Monday, November 3, 2008

Decision lists and Decision Trees

Decision Lists have been popular methods in 90’s in machine learning scientific publications. They produce a list of sorted production rules such as “IF condition_1 THEN conclusion_1 ELSE IF condition_2 THEN condition_2 ELSE IF…”.

Decision Lists and Decision Trees have a similar representation bias but not the same learning bias, DL use the “separate-and-conquer” principle instead of “divide-and-conquer” principle. They can produce more specialized rules but they can also lead to overfitting: setting the right learning parameters is very important for the decision lists algorithm.

The algorithm that we have implemented in TANAGRA is suggested by CN2 (Clark & Niblett, ML-1989).

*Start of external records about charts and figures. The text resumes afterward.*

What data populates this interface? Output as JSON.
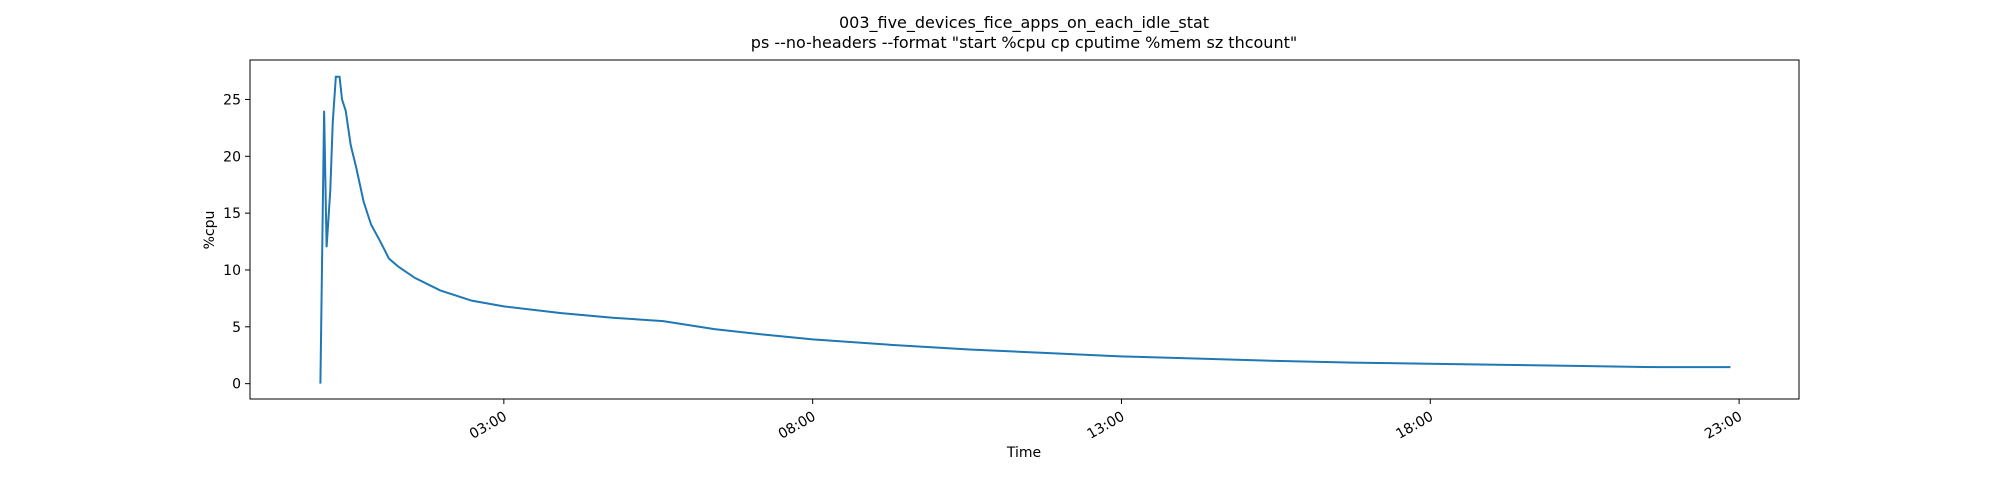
{
  "chart_data": {
    "type": "line",
    "title": "003_five_devices_fice_apps_on_each_idle_stat",
    "subtitle": "ps --no-headers --format \"start %cpu cp cputime %mem sz thcount\"",
    "x_label": "Time",
    "y_label": "%cpu",
    "x": [
      0.03,
      0.09,
      0.13,
      0.19,
      0.23,
      0.28,
      0.34,
      0.38,
      0.44,
      0.52,
      0.61,
      0.73,
      0.85,
      1.0,
      1.14,
      1.29,
      1.56,
      1.97,
      2.48,
      3.0,
      3.93,
      4.76,
      5.58,
      6.41,
      7.24,
      8.0,
      9.3,
      10.54,
      11.79,
      12.98,
      14.26,
      15.5,
      16.74,
      17.98,
      19.22,
      20.46,
      21.7,
      22.86
    ],
    "series": [
      {
        "name": "%cpu",
        "color": "#1f77b4",
        "values": [
          0,
          24,
          12,
          17,
          23,
          27,
          27,
          25,
          24,
          21,
          19,
          16,
          14,
          12.5,
          11,
          10.3,
          9.3,
          8.2,
          7.3,
          6.8,
          6.2,
          5.8,
          5.5,
          4.8,
          4.3,
          3.9,
          3.4,
          3.0,
          2.7,
          2.4,
          2.2,
          2.0,
          1.85,
          1.75,
          1.65,
          1.55,
          1.45,
          1.45
        ]
      }
    ],
    "xlim": [
      -1.11,
      23.97
    ],
    "xticks": [
      {
        "value": 3,
        "label": "03:00"
      },
      {
        "value": 8,
        "label": "08:00"
      },
      {
        "value": 13,
        "label": "13:00"
      },
      {
        "value": 18,
        "label": "18:00"
      },
      {
        "value": 23,
        "label": "23:00"
      }
    ],
    "ylim": [
      -1.35,
      28.47
    ],
    "yticks": [
      0,
      5,
      10,
      15,
      20,
      25
    ]
  }
}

We have introduced two main modifications: (1) we use a hill-climbing algorithm instead of a best-first search; (2) a new parameter, minimal support of a rule, can be adjusted to avoid non-significant rules.

Keywords: CN2, decision list, decision tree, CART, discretization
Components: Supervised Learning, MDLPC, Decision List, C-RT, Bootstrap
Tutorial: en_Tanagra_DL.pdf
Dataset: dr_heart.bdm
Reference: P. Clark, « CN2 – Rule induction from examples ».